In the UK we’re reaching the end of week four of the official coronavirus lockdown.
The self-isolation thing was a novelty at first, what with the Netflix binges, Joe Wicks P.E lessons and mass frozen food consumption.
However, for many, the reality of the situation has begun to sink in.
As a nation, we are essentially imprisoned. No more grabbing a takeaway coffee, going to the pub with friends, or visiting grandparents. For the foreseeable future, we’re all stuck in limbo together. Of course many countries are much worse off, but you can only compare against what you know.
For those living with anxiety, the most hazardous part of isolation is the overthinking. The uncertainty and the lack of structure leaves an endless amount of time to indulge, analyse and question EVERYTHING.

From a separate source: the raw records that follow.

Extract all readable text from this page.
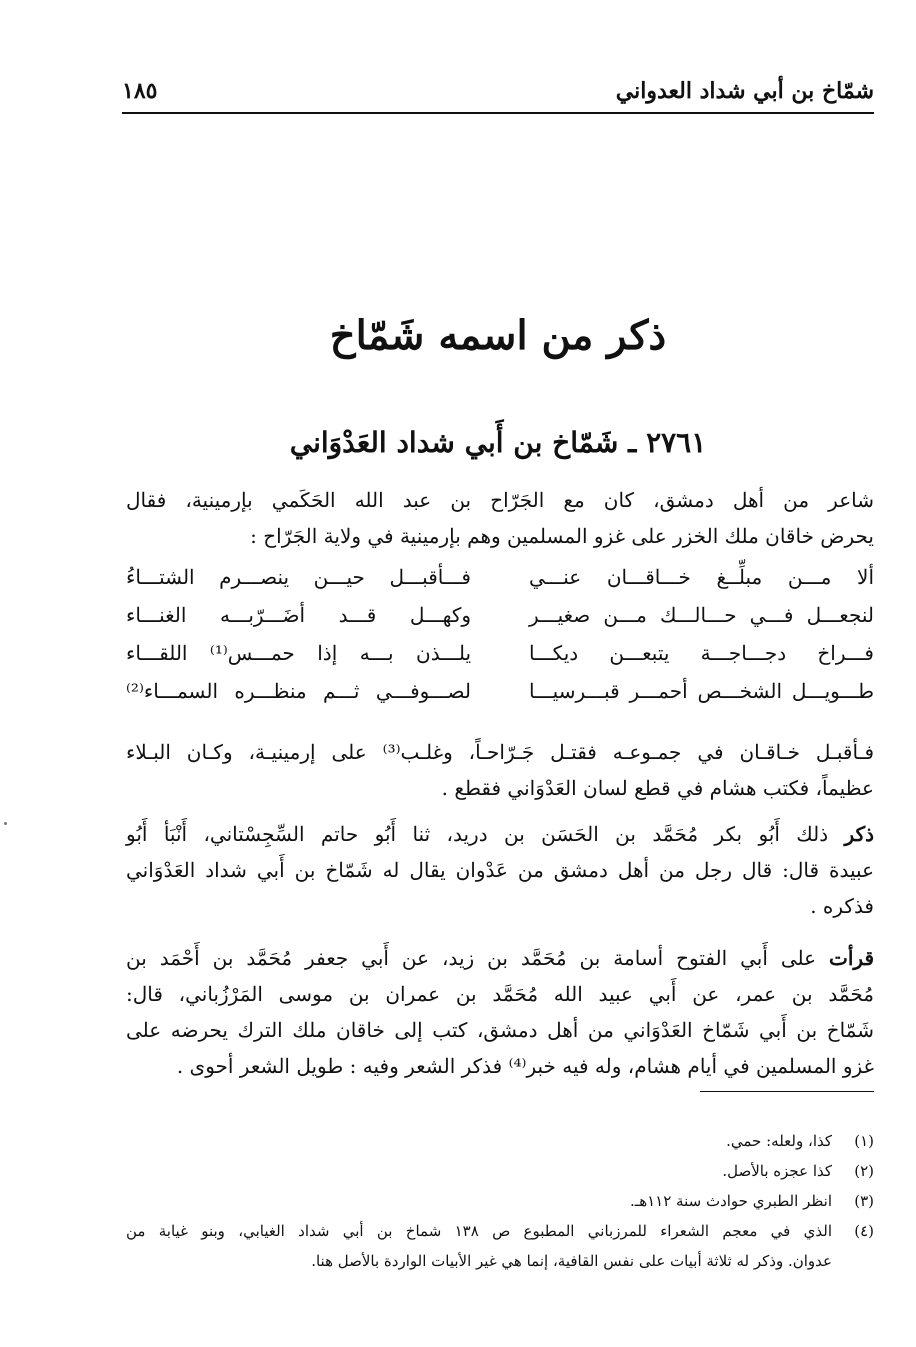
شمّاخ بن أبي شداد العدواني
١٨٥
ذكر من اسمه شَمّاخ
٢٧٦١ ـ شَمّاخ بن أَبي شداد العَدْوَاني
شاعر من أهل دمشق، كان مع الجَرّاح بن عبد الله الحَكَمي بإرمينية، فقال
يحرض خاقان ملك الخزر على غزو المسلمين وهم بإرمينية في ولاية الجَرّاح :
ألا مـــن مبلِّــغ خـــاقـــان عنـــي
فـــأقبـــل حيـــن ينصـــرم الشتـــاءُ
لنجعـــل فـــي حـــالـــك مـــن صغيـــر
وكهـــل قـــد أضَـــرّبـــه الغنـــاء
فـــراخ دجـــاجـــة يتبعـــن ديكـــا
يلـــذن بـــه إذا حمـــس⁽¹⁾ اللقـــاء
طـــويـــل الشخـــص أحمـــر قبـــرسيـــا
لصـــوفـــي ثـــم منظـــره السمـــاء⁽²⁾
فـأقبـل خـاقـان في جمـوعـه فقتـل جَـرّاحـاً، وغلـب⁽³⁾ على إرمينيـة، وكـان البـلاء
عظيماً، فكتب هشام في قطع لسان العَدْوَاني فقطع .
ذكر ذلك أَبُو بكر مُحَمَّد بن الحَسَن بن دريد، ثنا أَبُو حاتم السِّجِسْتاني، أَنْبَأ أَبُو
عبيدة قال: قال رجل من أهل دمشق من عَدْوان يقال له شَمّاخ بن أَبي شداد العَدْوَاني
فذكره .
قرأت على أَبي الفتوح أسامة بن مُحَمَّد بن زيد، عن أَبي جعفر مُحَمَّد بن أَحْمَد بن
مُحَمَّد بن عمر، عن أَبي عبيد الله مُحَمَّد بن عمران بن موسى المَرْزُباني، قال:
شَمّاخ بن أَبي شَمّاخ العَدْوَاني من أهل دمشق، كتب إلى خاقان ملك الترك يحرضه على
غزو المسلمين في أيام هشام، وله فيه خبر⁽⁴⁾ فذكر الشعر وفيه : طويل الشعر أحوى .
(١)
كذا، ولعله: حمي.
(٢)
كذا عجزه بالأصل.
(٣)
انظر الطبري حوادث سنة ١١٢هـ.
(٤)
الذي في معجم الشعراء للمرزباني المطبوع ص ١٣٨ شماخ بن أبي شداد الغيابي، وبنو غيابة من
عدوان. وذكر له ثلاثة أبيات على نفس القافية، إنما هي غير الأبيات الواردة بالأصل هنا.
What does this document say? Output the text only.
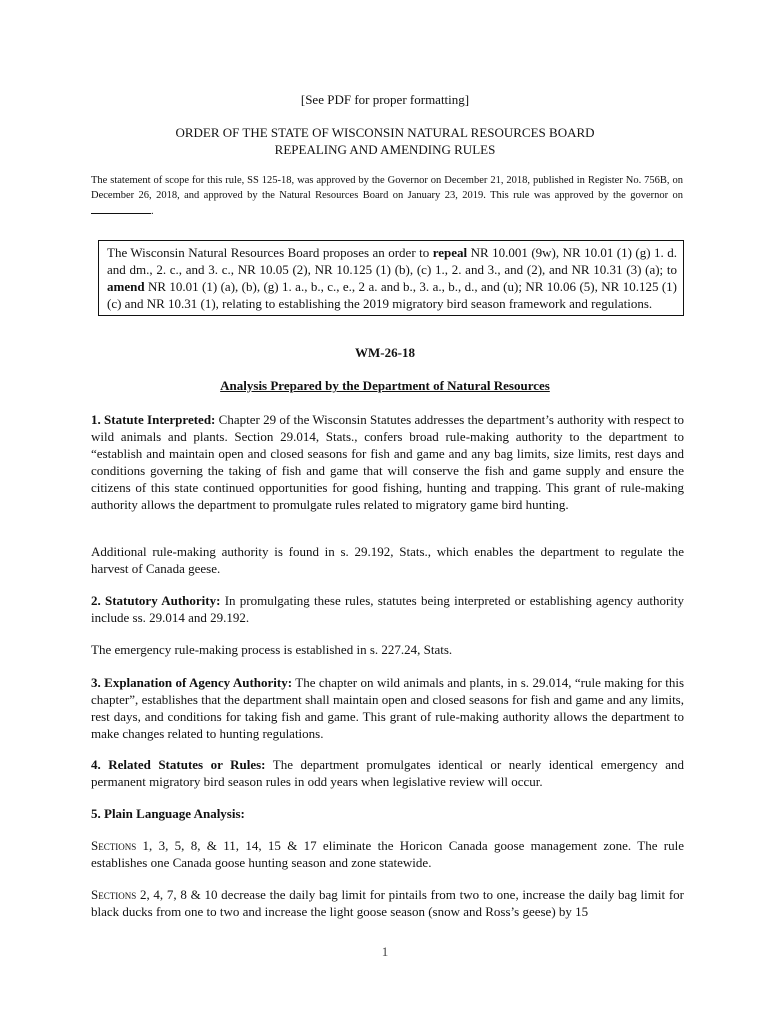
[See PDF for proper formatting]
ORDER OF THE STATE OF WISCONSIN NATURAL RESOURCES BOARD
REPEALING AND AMENDING RULES
The statement of scope for this rule, SS 125-18, was approved by the Governor on December 21, 2018, published in Register No. 756B, on December 26, 2018, and approved by the Natural Resources Board on January 23, 2019. This rule was approved by the governor on .
The Wisconsin Natural Resources Board proposes an order to repeal NR 10.001 (9w), NR 10.01 (1) (g) 1. d. and dm., 2. c., and 3. c., NR 10.05 (2), NR 10.125 (1) (b), (c) 1., 2. and 3., and (2), and NR 10.31 (3) (a); to amend NR 10.01 (1) (a), (b), (g) 1. a., b., c., e., 2 a. and b., 3. a., b., d., and (u); NR 10.06 (5), NR 10.125 (1) (c) and NR 10.31 (1), relating to establishing the 2019 migratory bird season framework and regulations.
WM-26-18
Analysis Prepared by the Department of Natural Resources
1. Statute Interpreted: Chapter 29 of the Wisconsin Statutes addresses the department’s authority with respect to wild animals and plants. Section 29.014, Stats., confers broad rule-making authority to the department to “establish and maintain open and closed seasons for fish and game and any bag limits, size limits, rest days and conditions governing the taking of fish and game that will conserve the fish and game supply and ensure the citizens of this state continued opportunities for good fishing, hunting and trapping. This grant of rule-making authority allows the department to promulgate rules related to migratory game bird hunting.
Additional rule-making authority is found in s. 29.192, Stats., which enables the department to regulate the harvest of Canada geese.
2. Statutory Authority: In promulgating these rules, statutes being interpreted or establishing agency authority include ss. 29.014 and 29.192.
The emergency rule-making process is established in s. 227.24, Stats.
3. Explanation of Agency Authority: The chapter on wild animals and plants, in s. 29.014, “rule making for this chapter”, establishes that the department shall maintain open and closed seasons for fish and game and any limits, rest days, and conditions for taking fish and game. This grant of rule-making authority allows the department to make changes related to hunting regulations.
4. Related Statutes or Rules: The department promulgates identical or nearly identical emergency and permanent migratory bird season rules in odd years when legislative review will occur.
5. Plain Language Analysis:
Sections 1, 3, 5, 8, & 11, 14, 15 & 17 eliminate the Horicon Canada goose management zone. The rule establishes one Canada goose hunting season and zone statewide.
Sections 2, 4, 7, 8 & 10 decrease the daily bag limit for pintails from two to one, increase the daily bag limit for black ducks from one to two and increase the light goose season (snow and Ross’s geese) by 15
1
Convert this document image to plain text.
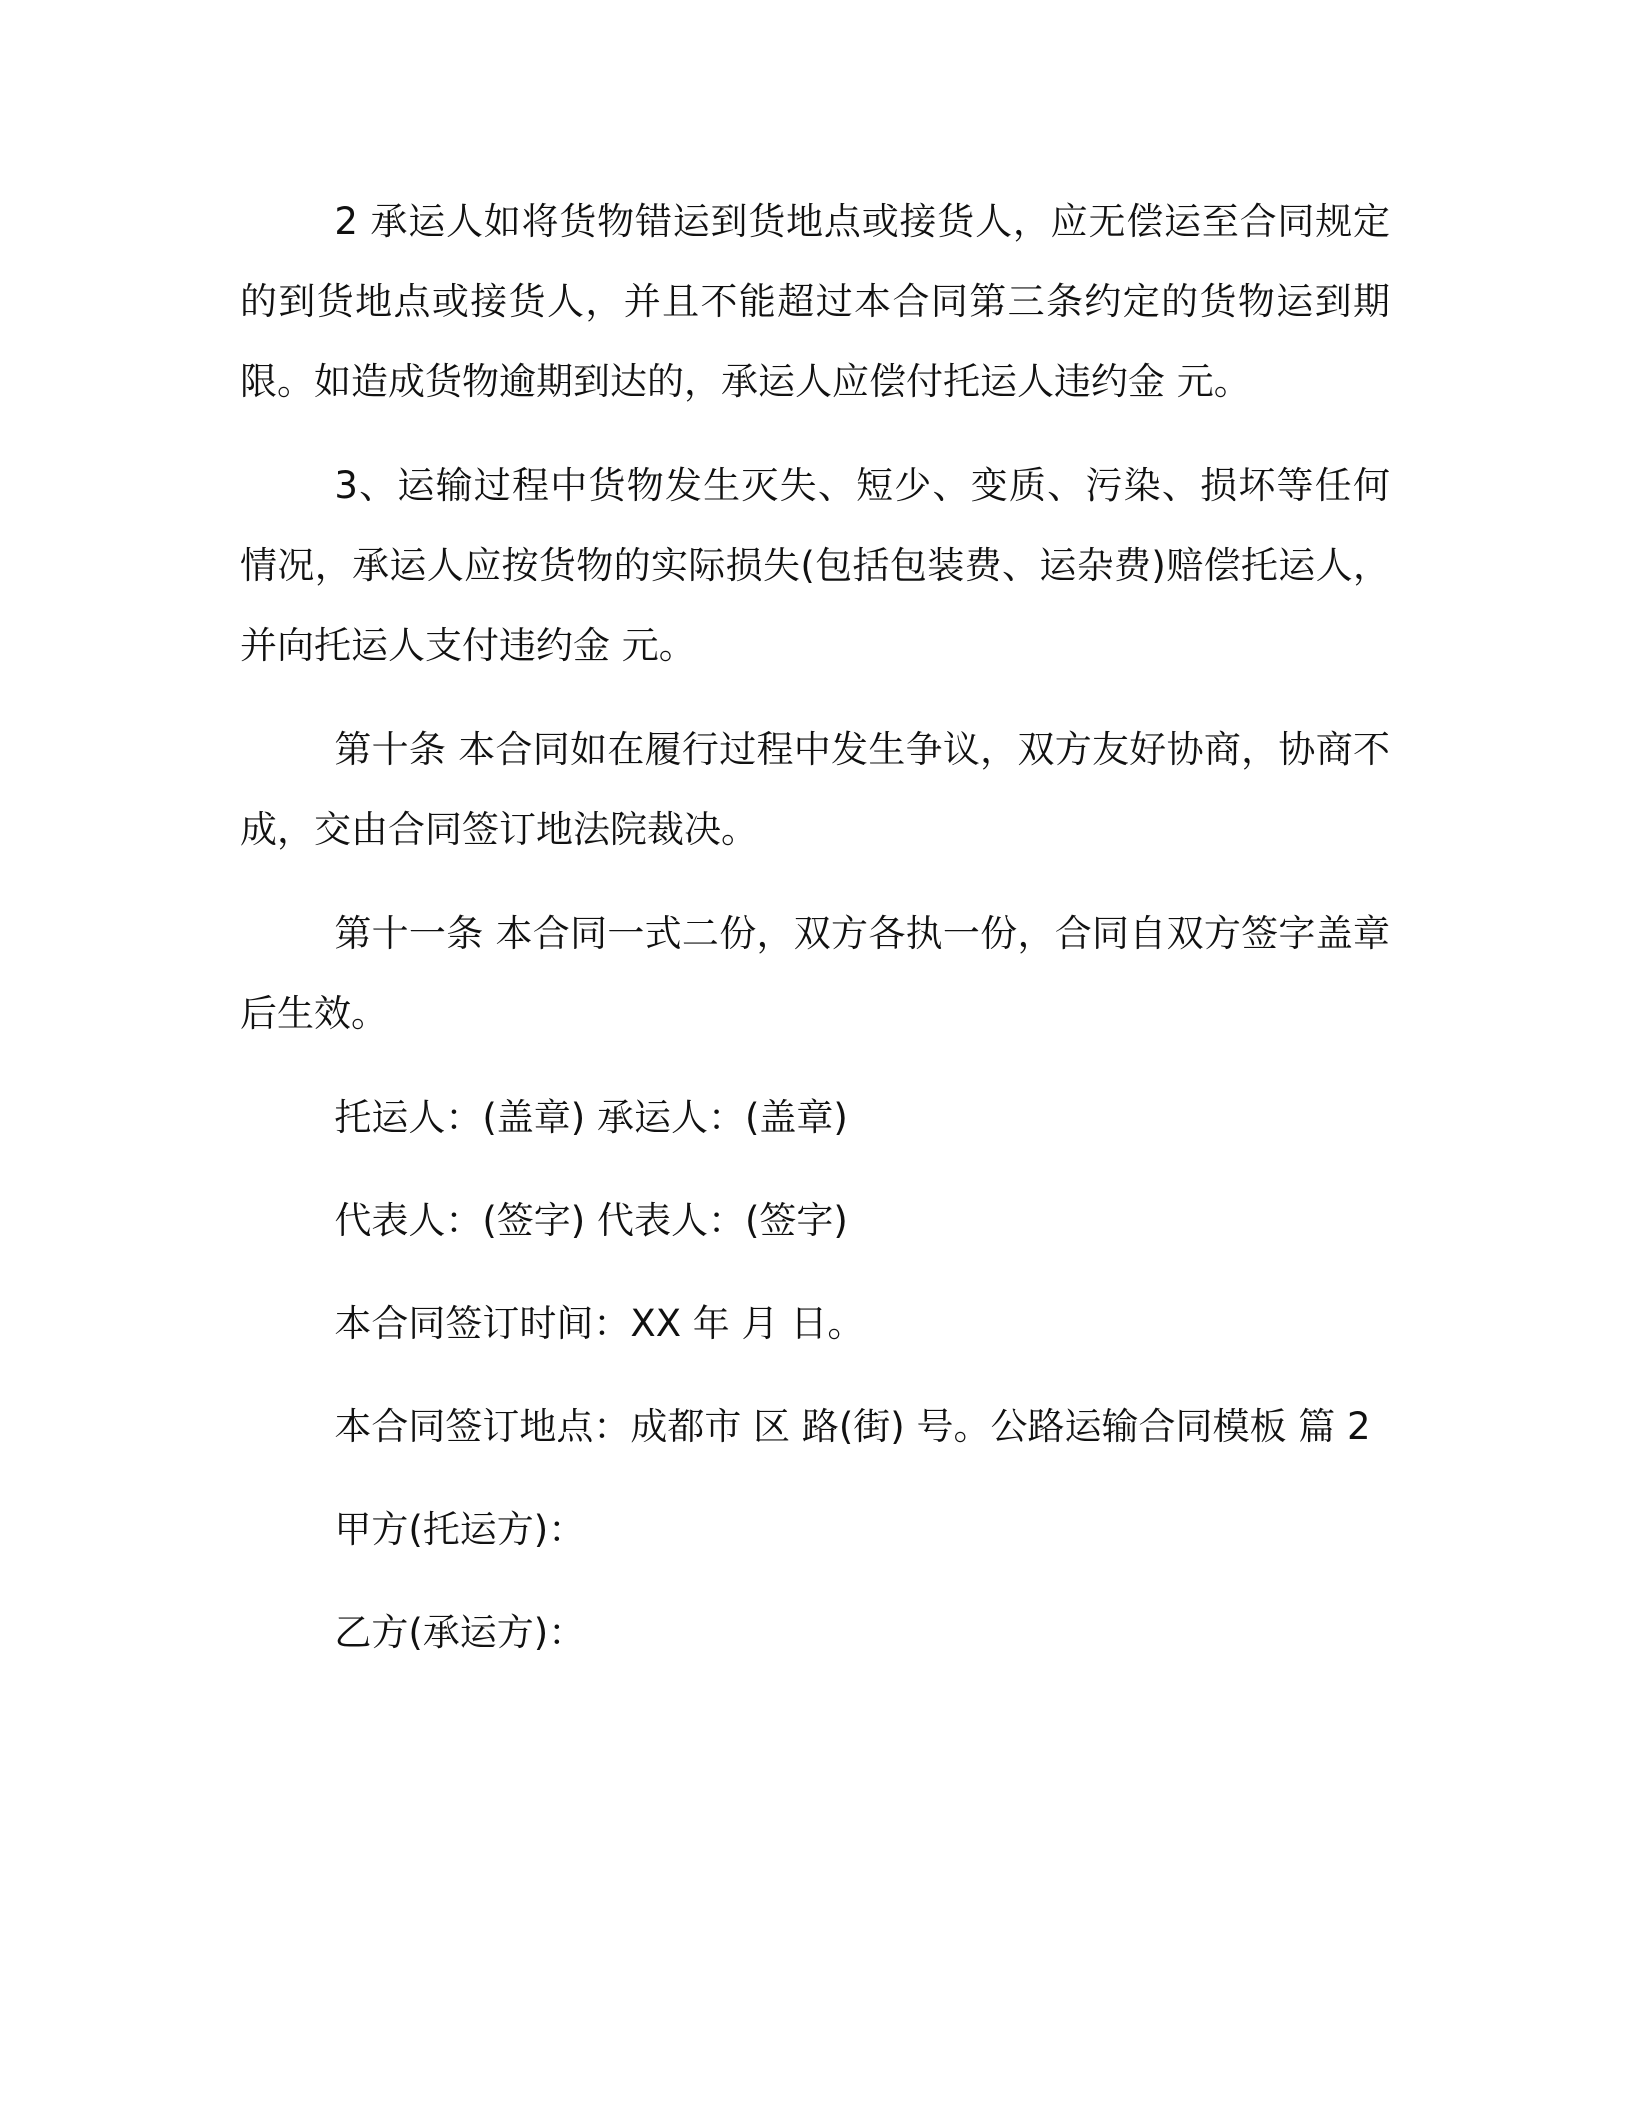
2 承运人如将货物错运到货地点或接货人，应无偿运至合同规定的到货地点或接货人，并且不能超过本合同第三条约定的货物运到期限。如造成货物逾期到达的，承运人应偿付托运人违约金 元。

3、运输过程中货物发生灭失、短少、变质、污染、损坏等任何情况，承运人应按货物的实际损失(包括包装费、运杂费)赔偿托运人，并向托运人支付违约金 元。

第十条 本合同如在履行过程中发生争议，双方友好协商，协商不成，交由合同签订地法院裁决。

第十一条 本合同一式二份，双方各执一份，合同自双方签字盖章后生效。

托运人：(盖章) 承运人：(盖章)

代表人：(签字) 代表人：(签字)

本合同签订时间：XX 年 月 日。

本合同签订地点：成都市 区 路(街) 号。公路运输合同模板 篇 2

甲方(托运方)：

乙方(承运方)：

Yesterday, for example, I got caught up in the following cycle;
‘Green Wing’ is such a good TV show – Maybe that’s what I should’ve done career-wise… become a hospital doctor. Have I wasted my life? What am I even doing with my life? What about my marriage, is that OK? Dan seems distant today. Does he still love me? Do I still love him? Was I even meant to get married? Or have I just fallen into the trappings of conventional adulthood? – At eighteen I imagined adopting myself. A single mother living in Paris. Is it too late to move to Paris? Do they rent there or buy? Why am I thinking about this stuff now? Am I actually a horrendous person and just not realised? My tax is due soon – Need to log that. What if I’ve been doing it wrong for years? What if the taxman decides to make an example out of me and prosecute? How would I survive in prison? What gang would I join? What if I can’t think of anything interesting to say when presented to the head of the gang? What if I start blushing or vomit? I feel sick now. Oh dear, is that a symptom of coronavirus?
FOR FORTY-FIVE SODDING MINUTES I WAS STUCK IN THIS THOUGHT STORM!
Recognise and re-direct
Even with all of my experience with it, I still fall into the jaws of anxiety at times. And that’s OK. I liken it to stubbing one’s toe – i.e. it CAN and WILL happen multiple times in life and no amount of prep or research can prevent it. There’s no shame in that.
But while overthinking or ‘thought storms’ are natural, they’re also distressing and a pointless use of energy. Not to mention the negative impact they have on the mood.
Top tips to avoid negative thought cycles:
Adapt and create a new timetable for the home. This can include wake up and bedtimes, a list of activities to do for the day (both work and play), and set mealtimes. Don’t assume your brain will automatically accept change.
Once you realise that you’re caught in a thought storm DON’T berate yourself. Instead, think: Ah OK, it’s happened again. No worries, this is normal. I’m not weak, or pathetic, I just live with anxiety.
Self-anger and criticism feed mental illness. So be kind to yourself.
If you’re on the couch, get up and move. Ideally, run your hands under cold water for thirty seconds. The brain can only prioritise one activity at a time, so a sudden movement or change in temperature/sensation can jolt it off track. Star jumps are my personal favourite.
I’ve become slightly obsessed with the Nintendo RingFit. Gaming is an excellent distraction technique. However, distraction can be anything (legal) you like. Think about what might engage you in advance, so that you can deploy when the overthinking strikes.
I like knitting too, reading out loud (seriously it works) and playing the ‘accent’ game with Dan – which is exactly what it sounds like by the way. You choose a random sentence and take it in turns to do as many accents as you can. BOOM!
If the same thoughts persist in circulating, then grab a piece of paper and write them down. Don’t think, just write, (or use your phone if you’d rather). It might seem like an effort, but you’d be surprised at how cathartic this is. Think of it a emptying an overflowing bin. Thoughts are easier to rationalise on paper.
Good luck and stay safe everyone. Avoid any unnecessary risks and remember to be kind.